Clients who are used to enjoying a tax cut because of their charitable giving may require a little extra assistance this year when it comes to planning their donations.
The new GOP Tax Cut and Jobs Act is in full effect, which means that though clients’ tax rates could drop, because of expanded tax brackets and higher standard deductions, the tax breaks to which they are accustomed may no longer be applicable.
To claim a deduction for charitable giving, a client must itemize his or her taxes. But with the standard deduction jumping from $6,350 for singles and $12,700 for married couples filing jointly in 2017 to $12,000 for singles and $24,000 for married couples, many clients may find that it doesn’t make sense to itemize anymore, and they may simply forgo the deduction from their philanthropic efforts.

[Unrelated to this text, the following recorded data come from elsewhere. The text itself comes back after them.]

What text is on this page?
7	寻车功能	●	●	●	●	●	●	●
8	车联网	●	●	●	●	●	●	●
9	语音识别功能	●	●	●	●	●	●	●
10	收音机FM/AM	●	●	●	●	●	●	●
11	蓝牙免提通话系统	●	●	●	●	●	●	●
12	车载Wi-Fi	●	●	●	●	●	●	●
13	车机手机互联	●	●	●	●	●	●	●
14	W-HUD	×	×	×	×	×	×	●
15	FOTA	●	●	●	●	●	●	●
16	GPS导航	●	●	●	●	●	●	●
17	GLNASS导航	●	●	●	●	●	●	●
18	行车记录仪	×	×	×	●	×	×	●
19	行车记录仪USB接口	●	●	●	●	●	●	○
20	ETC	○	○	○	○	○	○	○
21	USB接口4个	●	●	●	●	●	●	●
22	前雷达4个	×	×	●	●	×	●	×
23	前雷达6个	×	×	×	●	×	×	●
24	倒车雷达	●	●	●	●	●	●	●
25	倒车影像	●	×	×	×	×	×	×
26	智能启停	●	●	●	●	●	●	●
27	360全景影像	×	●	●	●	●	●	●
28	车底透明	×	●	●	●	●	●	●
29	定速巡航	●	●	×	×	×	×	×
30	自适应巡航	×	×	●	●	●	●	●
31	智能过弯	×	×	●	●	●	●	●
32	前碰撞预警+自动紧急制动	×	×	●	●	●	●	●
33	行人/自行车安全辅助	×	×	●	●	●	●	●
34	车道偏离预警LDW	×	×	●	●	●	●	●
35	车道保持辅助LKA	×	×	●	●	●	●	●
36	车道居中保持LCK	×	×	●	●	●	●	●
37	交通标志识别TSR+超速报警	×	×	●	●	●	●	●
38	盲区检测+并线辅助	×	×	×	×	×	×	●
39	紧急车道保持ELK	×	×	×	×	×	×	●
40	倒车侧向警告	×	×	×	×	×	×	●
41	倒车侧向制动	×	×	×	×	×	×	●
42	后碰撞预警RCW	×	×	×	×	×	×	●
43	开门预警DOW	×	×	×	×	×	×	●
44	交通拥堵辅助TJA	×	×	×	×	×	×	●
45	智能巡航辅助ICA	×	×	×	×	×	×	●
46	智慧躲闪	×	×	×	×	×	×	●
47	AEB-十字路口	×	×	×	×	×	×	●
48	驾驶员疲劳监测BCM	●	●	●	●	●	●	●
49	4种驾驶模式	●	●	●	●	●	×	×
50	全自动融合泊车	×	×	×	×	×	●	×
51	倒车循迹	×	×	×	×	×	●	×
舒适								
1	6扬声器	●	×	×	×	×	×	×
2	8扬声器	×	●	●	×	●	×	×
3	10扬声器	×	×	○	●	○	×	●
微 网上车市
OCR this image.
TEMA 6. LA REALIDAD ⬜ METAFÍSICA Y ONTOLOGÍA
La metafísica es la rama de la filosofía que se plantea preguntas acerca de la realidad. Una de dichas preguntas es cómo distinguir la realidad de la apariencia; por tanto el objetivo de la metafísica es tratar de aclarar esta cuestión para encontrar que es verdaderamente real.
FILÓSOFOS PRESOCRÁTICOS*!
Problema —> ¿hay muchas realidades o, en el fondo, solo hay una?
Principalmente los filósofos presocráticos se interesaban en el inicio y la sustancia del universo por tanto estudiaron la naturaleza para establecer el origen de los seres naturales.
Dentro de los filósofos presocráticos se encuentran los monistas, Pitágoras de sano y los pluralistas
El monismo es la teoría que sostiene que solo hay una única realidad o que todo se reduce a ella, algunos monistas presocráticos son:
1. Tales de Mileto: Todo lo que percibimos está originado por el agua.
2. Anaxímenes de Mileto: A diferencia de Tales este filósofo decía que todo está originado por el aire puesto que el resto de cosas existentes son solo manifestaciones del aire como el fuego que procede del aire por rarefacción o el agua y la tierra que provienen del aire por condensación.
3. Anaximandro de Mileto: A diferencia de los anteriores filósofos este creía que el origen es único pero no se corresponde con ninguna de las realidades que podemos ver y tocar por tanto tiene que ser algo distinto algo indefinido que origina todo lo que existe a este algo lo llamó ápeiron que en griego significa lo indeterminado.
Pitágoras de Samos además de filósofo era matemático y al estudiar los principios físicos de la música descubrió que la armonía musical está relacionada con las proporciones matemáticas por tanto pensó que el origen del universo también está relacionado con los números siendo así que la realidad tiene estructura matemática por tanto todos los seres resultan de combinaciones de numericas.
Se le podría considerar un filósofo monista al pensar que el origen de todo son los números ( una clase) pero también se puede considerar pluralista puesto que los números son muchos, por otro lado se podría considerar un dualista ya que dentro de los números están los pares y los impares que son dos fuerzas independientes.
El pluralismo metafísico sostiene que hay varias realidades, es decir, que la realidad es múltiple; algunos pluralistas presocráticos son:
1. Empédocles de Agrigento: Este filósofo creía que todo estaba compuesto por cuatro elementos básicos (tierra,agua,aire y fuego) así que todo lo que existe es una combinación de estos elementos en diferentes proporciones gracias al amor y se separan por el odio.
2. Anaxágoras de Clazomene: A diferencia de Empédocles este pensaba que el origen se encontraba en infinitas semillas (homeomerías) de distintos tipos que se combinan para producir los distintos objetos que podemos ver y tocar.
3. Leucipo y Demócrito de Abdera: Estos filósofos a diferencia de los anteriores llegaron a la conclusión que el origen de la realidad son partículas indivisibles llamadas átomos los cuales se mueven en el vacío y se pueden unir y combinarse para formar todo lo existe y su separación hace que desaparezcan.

“The impact of itemized deductions has been limited, and we will see fewer people itemize,” says Robert Westley, a CPA and member of the American Institute of Certified Public Accountants’ personal financial specialist credential committee.
“This means advisors need to help clients plan better,” says Westley, who is also a second vice president and financial planner at Northern Trust in New York.
But older clients can use a clever workaround that allows them to take the standard deduction and still get a tax break for their giving, he says.
Those over age 70 1/2 who have a traditional individual retirement account must take required minimum distributions from their account each year. They don’t, however, have to withdraw that money and put it into their own savings.
Instead, they can direct that RMD amount to a charity.
By making a qualified charitable distribution from their IRA account, clients can satisfy their RMD requirements and lower their tax liability.
Clients can donate up to $100,000 each year from their IRA directly to a qualified 501(c)(3) charity. They can’t direct the funds to a donor-advised fund or private foundation and reap the same tax savings.
The same goes if they withdraw the funds into their own bank account and then donate it. It will simply be treated as a standard donation, and the client will need to itemize to receive a tax discount.
Of course, clients can’t double dip either and count a QCD as a charitable deduction.
Donating through QCDs reduces the taxable amount of a client’s IRA distribution, because they won’t owe on any donated funds.
The QCDs will lower both adjusted gross income and taxable income, which could be crucial if a client’s RMD would push them into a higher tax bracket or if the additional income would increase their Social Security taxation, raise Medicare premiums or reduce eligibility for certain tax credits and deductions, Westley says.
“Giving away RMDs is a no-brainer for just about every client,” says Juan Ros, a CFP and vice president of Lamia Financial Group in Thousand Oaks, California.
Generally, clients can only make QCDs from an IRA, but those with SEP or SIMPLE IRAs can take advantage, too, if those plans are inactive, Westley says.
Clients taking RMDs from a 401(k) account could take advantage of this tax move as well, but they must first roll the 401(k) account into an IRA.
Clients must speak to their IRA custodian about making any QCD and inform them of which nonprofit they would like to gift before taking an RMD. Those automatically taking RMDs may want to opt of that system, so that they direct a portion or all of that RMD to become a QCD instead.
Finally, remind clients to inform their CPA or tax preparer about their QCD, because IRA custodians are not required to identify the transaction as such on the annual 1099-R form, and it could be reported as a usual RMD.